RGD-functionalised, siRNA-loaded poly (lactide-co-glycolide) NPs were created by Scheinman et al. [48] as a nanosystem for STAT1 siRNA delivery to the joint tissues of a CIA mice model. After siRNA was enclosed, the researchers examined the stability and nanoparticle-related properties. According to morphological analysis, RGD-NPs have a size range of 100–200 nm and a net positive charge, which may result from RGD functionalization. The presence of the RGD peptide on the NPs outer surface improves tissue uptake by 10–200 times in arthritis-prone mice, and PLGA NPs shield siRNA from serum breakdown. Compared to the control group, the group of arthritic mice that was treated with RGD functionalization showed improved lung delivery of NPs. For the treatment of arthritis, RGD-functionalised PLGA NPs encapsulating STAT1-targeted siRNAs may be more efficient, presumably by selectively inhibiting macrophage and dendritic cell activation.

For the treatment of RA, Park et al. created PLGA NPs that were loaded with Dex and siRNA. In this study, PLGA NPs were first loaded with Dex before being combined with PEI/siRNA [23]. Then, green fluorescence protein siRNA (GFP siRNA) and medications were transfected into the human chondrocyte cell line (C28/I2) to evaluate the co-delivery of siRNA and Dex.
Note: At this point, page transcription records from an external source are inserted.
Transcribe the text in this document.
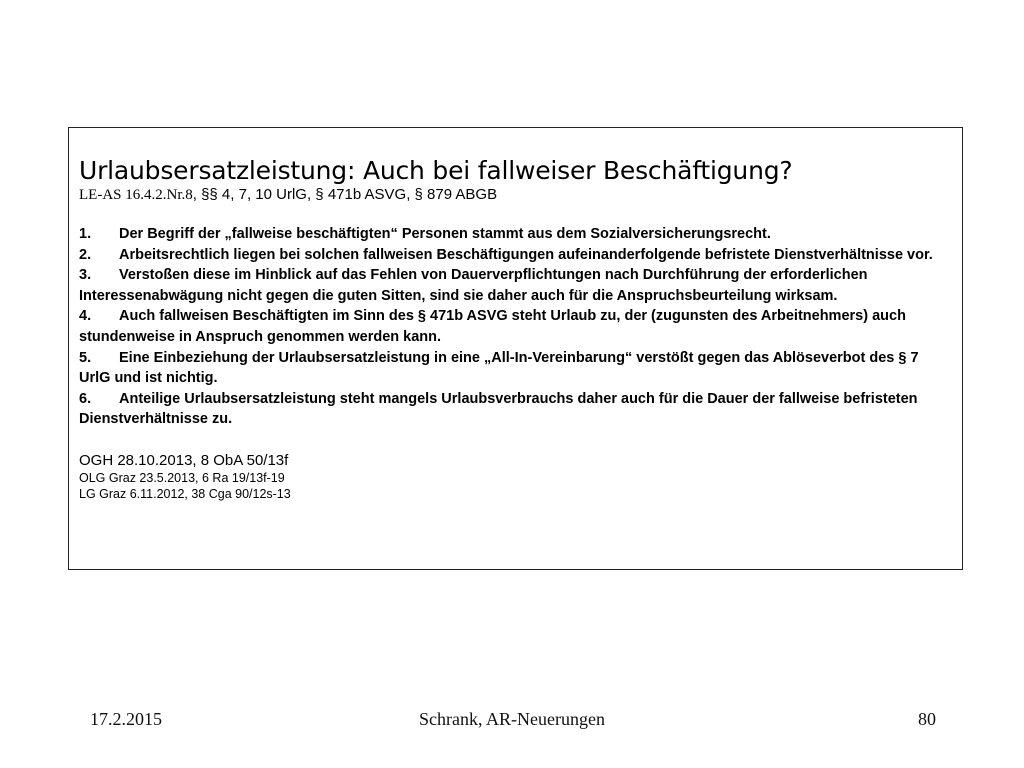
Urlaubsersatzleistung: Auch bei fallweiser Beschäftigung?

LE-AS 16.4.2.Nr.8, §§ 4, 7, 10 UrlG, § 471b ASVG, § 879 ABGB

1. Der Begriff der „fallweise beschäftigten“ Personen stammt aus dem Sozialversicherungsrecht.

2. Arbeitsrechtlich liegen bei solchen fallweisen Beschäftigungen aufeinanderfolgende befristete Dienstverhältnisse vor.

3. Verstoßen diese im Hinblick auf das Fehlen von Dauerverpflichtungen nach Durchführung der erforderlichen Interessenabwägung nicht gegen die guten Sitten, sind sie daher auch für die Anspruchsbeurteilung wirksam.

4. Auch fallweisen Beschäftigten im Sinn des § 471b ASVG steht Urlaub zu, der (zugunsten des Arbeitnehmers) auch stundenweise in Anspruch genommen werden kann.

5. Eine Einbeziehung der Urlaubsersatzleistung in eine „All-In-Vereinbarung“ verstößt gegen das Ablöseverbot des § 7 UrlG und ist nichtig.

6. Anteilige Urlaubsersatzleistung steht mangels Urlaubsverbrauchs daher auch für die Dauer der fallweise befristeten Dienstverhältnisse zu.

OGH 28.10.2013, 8 ObA 50/13f

OLG Graz 23.5.2013, 6 Ra 19/13f-19

LG Graz 6.11.2012, 38 Cga 90/12s-13

17.2.2015	Schrank, AR-Neuerungen	80
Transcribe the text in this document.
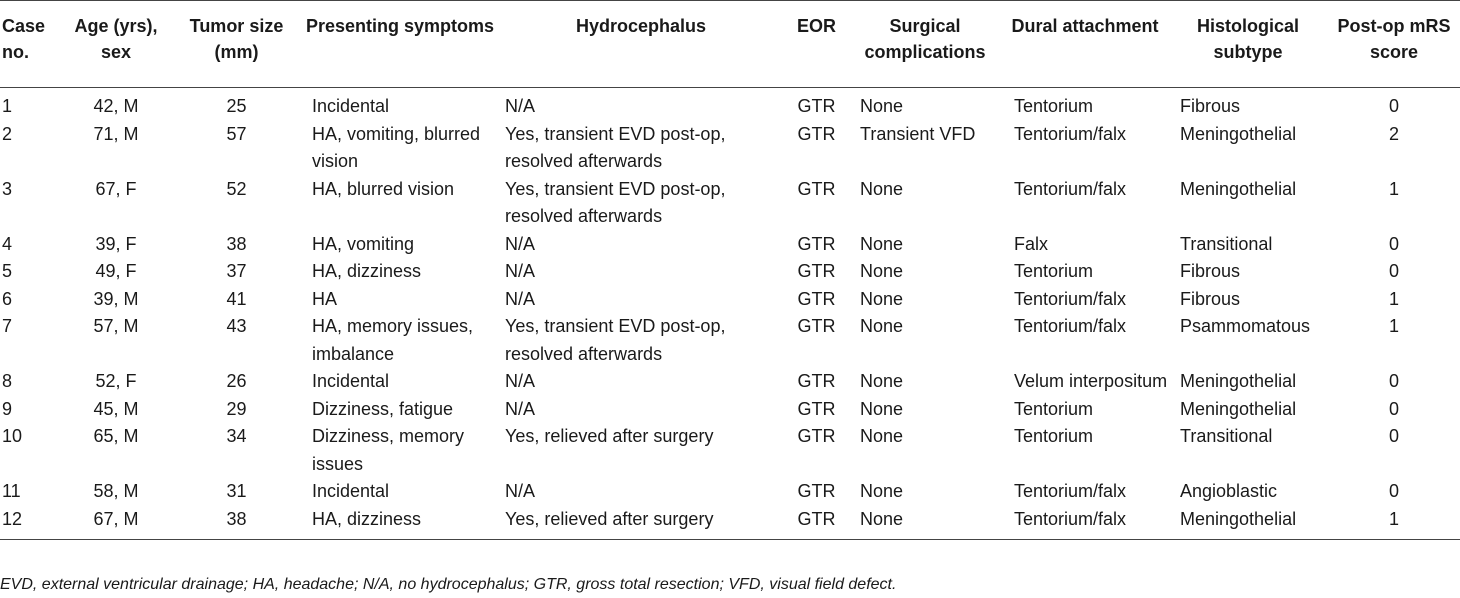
Case no.	Age (yrs), sex	Tumor size (mm)	Presenting symptoms	Hydrocephalus	EOR	Surgical complications	Dural attachment	Histological subtype	Post-op mRS score
1	42, M	25	Incidental	N/A	GTR	None	Tentorium	Fibrous	0
2	71, M	57	HA, vomiting, blurred vision	Yes, transient EVD post-op, resolved afterwards	GTR	Transient VFD	Tentorium/falx	Meningothelial	2
3	67, F	52	HA, blurred vision	Yes, transient EVD post-op, resolved afterwards	GTR	None	Tentorium/falx	Meningothelial	1
4	39, F	38	HA, vomiting	N/A	GTR	None	Falx	Transitional	0
5	49, F	37	HA, dizziness	N/A	GTR	None	Tentorium	Fibrous	0
6	39, M	41	HA	N/A	GTR	None	Tentorium/falx	Fibrous	1
7	57, M	43	HA, memory issues, imbalance	Yes, transient EVD post-op, resolved afterwards	GTR	None	Tentorium/falx	Psammomatous	1
8	52, F	26	Incidental	N/A	GTR	None	Velum interpositum	Meningothelial	0
9	45, M	29	Dizziness, fatigue	N/A	GTR	None	Tentorium	Meningothelial	0
10	65, M	34	Dizziness, memory issues	Yes, relieved after surgery	GTR	None	Tentorium	Transitional	0
11	58, M	31	Incidental	N/A	GTR	None	Tentorium/falx	Angioblastic	0
12	67, M	38	HA, dizziness	Yes, relieved after surgery	GTR	None	Tentorium/falx	Meningothelial	1
EVD, external ventricular drainage; HA, headache; N/A, no hydrocephalus; GTR, gross total resection; VFD, visual field defect.
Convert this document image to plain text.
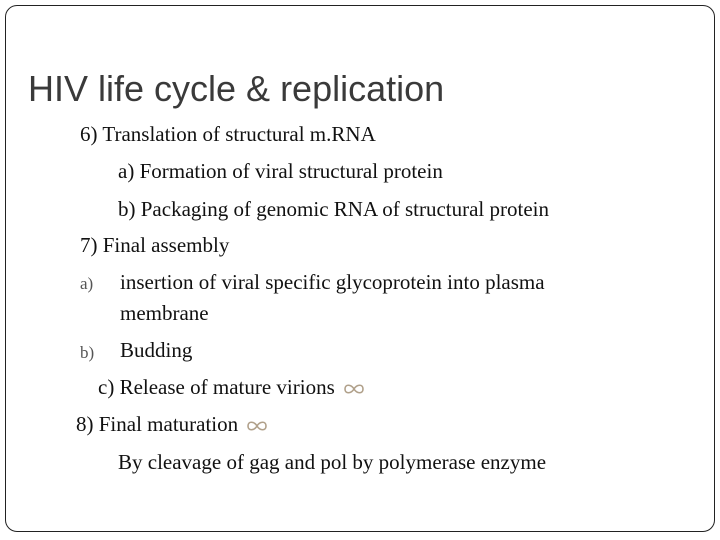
HIV life cycle & replication
6) Translation of structural m.RNA
a) Formation of viral structural protein
b) Packaging of genomic RNA of structural protein
7) Final assembly
a) insertion of viral specific glycoprotein into plasma
membrane
b) Budding
c) Release of mature virions
8) Final maturation
By cleavage of gag and pol by polymerase enzyme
For the treatment of persistent skin inflammations, Desai et al. [49] created cyclic cationic head lipid–polymer hybrid nanocarriers (CyLiPns) packed with the analgesic Capsaicin (Cap) and anti-TNF siRNA (siTNF). A few of the photothermal combined therapies are illustrated in Table 2.

5. Conclusions

Polymer-based NMs and PTT have led to tremendous growth in nanomedicine, which has been proven through various publications and clinical trials over the past years. The combined effect of PTT and polymer NMs has revealed multiple advantages compared to conventional therapies such as radiotherapy, chemotherapy, and immunotherapy for treating diseases such as cancers and RA. Polymer-based NMs are cost-effective, biocompatible, and beneficial materials that are easily functionalised with functional groups. They can convert light to heat energy and thus enhance their own photothermal conversion efficiency. They are used as nanocarriers for controlled drug release that improve the efficacy of RA treatment and reduce the disease’s side effects. With the help of NMs, drugs bind to specific target sites, produce signals for imaging determinations, and generate ROS to support PTT and PDT performance. This review expounds on various polymer-based NMs for the photothermal therapy of RA, including Au, Cu, iron oxide, black phosphorous, quantum dots, and palladium. These NMs have achieved excellent improvement in the treatment of RA via their combination with PTT. However, many issues still need to be discussed, such as their low photothermal conversion efficacy, safety, and low in vivo efficiency, which limit their clinical applications. In addition, their accumulation in non-targeted cells or tissues is another problematic issue. Thus, besides their effective treatment efficiency, the interaction of such polymer NMs with tissues is a matter of concern that requires further investigation to determine their potential applications. In the future, we believe that nanotechnology and advanced polymer-based NMs will play a vital role in treating RA.